Come funziona il modulo di Google per il diritto all’oblio

Internet è un luogo meraviglioso, ricco di informazioni, ma talvolta può diventare una trappola, soprattutto quando desideriamo rimuovere alcuni dati personali presenti sul web. Per motivi di privacy, è possibile voler eliminare alcuni dati: come fare? Fortunatamente, esiste un modulo su Google per rimuovere i dati sensibili: è la legge sulla privacy europea a determinare che i cittadini possano richiedere in qualsiasi momento la rimozione di informazioni personali. Pensate ai dati finanziari o bancari: nelle mani sbagliate potrebbero rappresentare una potenziale minaccia. Di seguito, vi spieghiamo, passo dopo passo, come funziona il modulo di Google per il diritto all’oblio e come compilarlo. 

Come compilare il modulo per la rimozione delle informazioni personali

Compilare il modulo per il diritto all’oblio è assolutamente semplice: è una richiesta legale e soprattutto più che legittima, in quanto è la legge sulla privacy che tutela i cittadini europei. Nello specifico, il GDPR ci permette di eliminare risultati specifici ottenuti mediante delle query. 

Inserire i dati 

Il primo passo prevede l’inserimento di alcuni dati essenziali: paese di origine, nome anagrafico completo, indirizzo e-mail. Successivamente, si dovrà dichiarare per chi agite: per voi stessi, un cliente, un familiare o un amico. Specificherete qual è il rapporto giuridico con la persona per la quale state procedendo con la richiesta. Google chiederà anche se avete già fatto delle richieste precedenti. 

Identificazione dei contenuti da rimuovere e la posizione

A questo punto Google vi chiederà quali sono gli URL da rimuovere e il motivo della rimozione. Potrete inserire anche più URL, e per ognuna dovrete aggiungere il motivo.

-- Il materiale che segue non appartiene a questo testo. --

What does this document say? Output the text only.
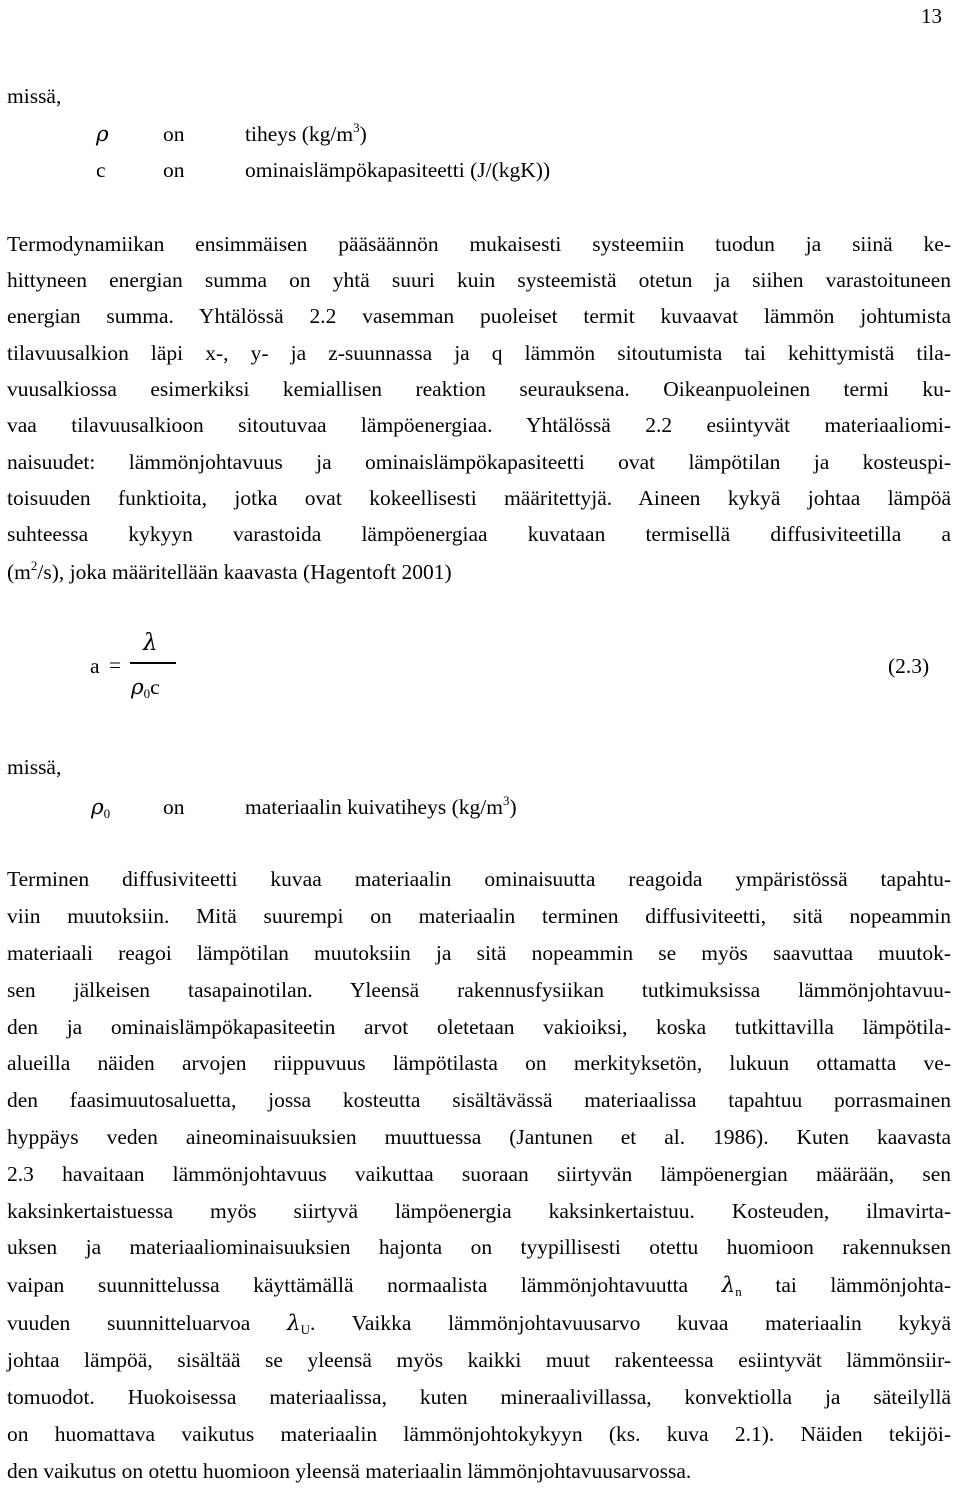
13
missä,
ρ	on	tiheys $(kg/m^3)$
c	on	ominaislämpökapasiteetti (J/(kgK))
Termodynamiikan ensimmäisen pääsäännön mukaisesti systeemiin tuodun ja siinä ke-
hittyneen energian summa on yhtä suuri kuin systeemistä otetun ja siihen varastoituneen
energian summa. Yhtälössä 2.2 vasemman puoleiset termit kuvaavat lämmön johtumista
tilavuusalkion läpi x-, y- ja z-suunnassa ja q lämmön sitoutumista tai kehittymistä tila-
vuusalkiossa esimerkiksi kemiallisen reaktion seurauksena. Oikeanpuoleinen termi ku-
vaa tilavuusalkioon sitoutuvaa lämpöenergiaa. Yhtälössä 2.2 esiintyvät materiaaliomi-
naisuudet: lämmönjohtavuus ja ominaislämpökapasiteetti ovat lämpötilan ja kosteuspi-
toisuuden funktioita, jotka ovat kokeellisesti määritettyjä. Aineen kykyä johtaa lämpöä
suhteessa kykyyn varastoida lämpöenergiaa kuvataan termisellä diffusiviteetilla a
$(m^2/s)$, joka määritellään kaavasta (Hagentoft 2001)
a =
λ
$\rho_0c$
(2.3)
missä,
$\rho_0$ on	materiaalin kuivatiheys $(kg/m^3)$
Terminen diffusiviteetti kuvaa materiaalin ominaisuutta reagoida ympäristössä tapahtu-
viin muutoksiin. Mitä suurempi on materiaalin terminen diffusiviteetti, sitä nopeammin
materiaali reagoi lämpötilan muutoksiin ja sitä nopeammin se myös saavuttaa muutok-
sen jälkeisen tasapainotilan. Yleensä rakennusfysiikan tutkimuksissa lämmönjohtavuu-
den ja ominaislämpökapasiteetin arvot oletetaan vakioiksi, koska tutkittavilla lämpötila-
alueilla näiden arvojen riippuvuus lämpötilasta on merkityksetön, lukuun ottamatta ve-
den faasimuutosaluetta, jossa kosteutta sisältävässä materiaalissa tapahtuu porrasmainen
hyppäys veden aineominaisuuksien muuttuessa (Jantunen et al. 1986). Kuten kaavasta
2.3 havaitaan lämmönjohtavuus vaikuttaa suoraan siirtyvän lämpöenergian määrään, sen
kaksinkertaistuessa myös siirtyvä lämpöenergia kaksinkertaistuu. Kosteuden, ilmavirta-
uksen ja materiaaliominaisuuksien hajonta on tyypillisesti otettu huomioon rakennuksen
vaipan suunnittelussa käyttämällä normaalista lämmönjohtavuutta $\lambda_n$ tai lämmönjohta-
vuuden suunnitteluarvoa $\lambda_U$. Vaikka lämmönjohtavuusarvo kuvaa materiaalin kykyä
johtaa lämpöä, sisältää se yleensä myös kaikki muut rakenteessa esiintyvät lämmönsiir-
tomuodot. Huokoisessa materiaalissa, kuten mineraalivillassa, konvektiolla ja säteilyllä
on huomattava vaikutus materiaalin lämmönjohtokykyyn (ks. kuva 2.1). Näiden tekijöi-
den vaikutus on otettu huomioon yleensä materiaalin lämmönjohtavuusarvossa.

Vi chiederà anche i nomi che avete utilizzato per la ricerca. 

Firma per la richiesta e accettazione delle dichiarazioni di Google

È il momento di leggere la dichiarazione di Google e di spuntare alcune delle caselle: affermerete di aver letto la dichiarazione, di accettare il trattamento delle informazioni personali e soprattutto firmerete il modulo per rendere valida la richiesta per il diritto all’oblio. Dovrete anche specificare la data della firma.

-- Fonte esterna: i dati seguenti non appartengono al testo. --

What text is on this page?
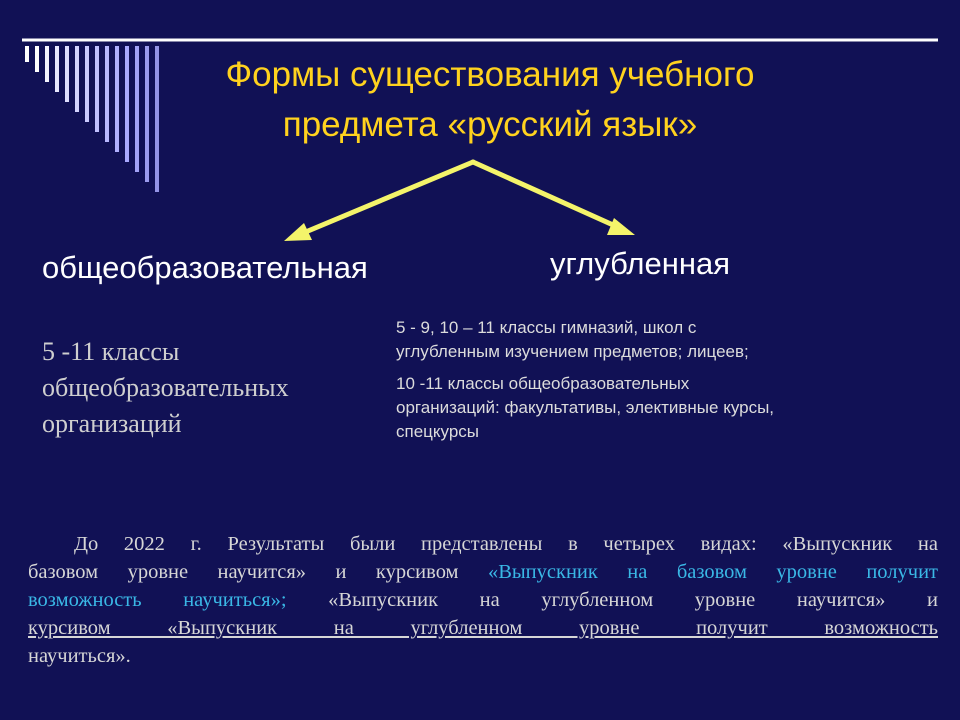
Формы существования учебного
предмета «русский язык»
общеобразовательная	углубленная
5 -11 классы
общеобразовательных
организаций

5 - 9, 10 – 11 классы гимназий, школ с
углубленным изучением предметов; лицеев;

10 -11 классы общеобразовательных
организаций: факультативы, элективные курсы,
спецкурсы

До 2022 г. Результаты были представлены в четырех видах: «Выпускник на
базовом уровне научится» и курсивом «Выпускник на базовом уровне получит
возможность научиться»; «Выпускник на углубленном уровне научится» и
курсивом «Выпускник на углубленном уровне получит возможность
научиться».
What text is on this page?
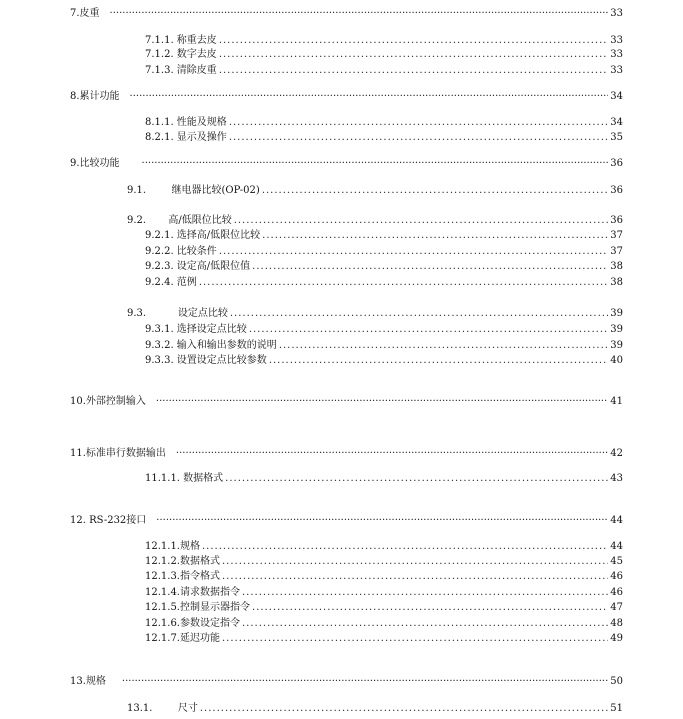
7.皮重 ·····	33
7.1.1. 称重去皮 .....	33
7.1.2. 数字去皮 .....	33
7.1.3. 清除皮重 .....	33
8.累计功能 ·····	34
8.1.1. 性能及规格 .....	34
8.2.1. 显示及操作 .....	35
9.比较功能 ·····	36
9.1.        继电器比较(OP-02) .....	36
9.2.       高/低限位比较 .....	36
9.2.1. 选择高/低限位比较 .....	37
9.2.2. 比较条件 .....	37
9.2.3. 设定高/低限位值 .....	38
9.2.4. 范例 .....	38
9.3.          设定点比较 .....	39
9.3.1. 选择设定点比较 .....	39
9.3.2. 输入和输出参数的说明 .....	39
9.3.3. 设置设定点比较参数 .....	40
10.外部控制输入 ·····	41
11.标准串行数据输出 ·····	42
11.1.1. 数据格式 .....	43
12. RS-232接口 ·····	44
12.1.1.规格 .....	44
12.1.2.数据格式 .....	45
12.1.3.指令格式 .....	46
12.1.4.请求数据指令 .....	46
12.1.5.控制显示器指令 .....	47
12.1.6.参数设定指令 .....	48
12.1.7.延迟功能 .....	49
13.规格 ·····	50
13.1.        尺寸 .....	51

Perché il diritto all’oblio è importante

Il diritto all’oblio si scontra con il diritto di cronaca o il diritto di informazione. Sono infatti delle tematiche molto discusse, ma alla fine ognuno di noi può richiedere la cancellazione di alcuni dati personali presenti su internet, cancellare notizie di giornale e articoli di cronaca dai motori di ricerca, eliminare notizie da internet, togliere il proprio nome dalle ricerche Google, far sparire una notizia dai motori di ricerca.. La richiesta del diritto all’oblio è sempre accettata? Talvolta, può capitare che un motore di ricerca – Google, Bing o Yahoo! – rifiuti la richiesta: vi sarà comunque riportato il motivo e, in quel caso, dovrete sottoporre la questione all’Autorità Garante della Privacy attraverso apposito reclamo.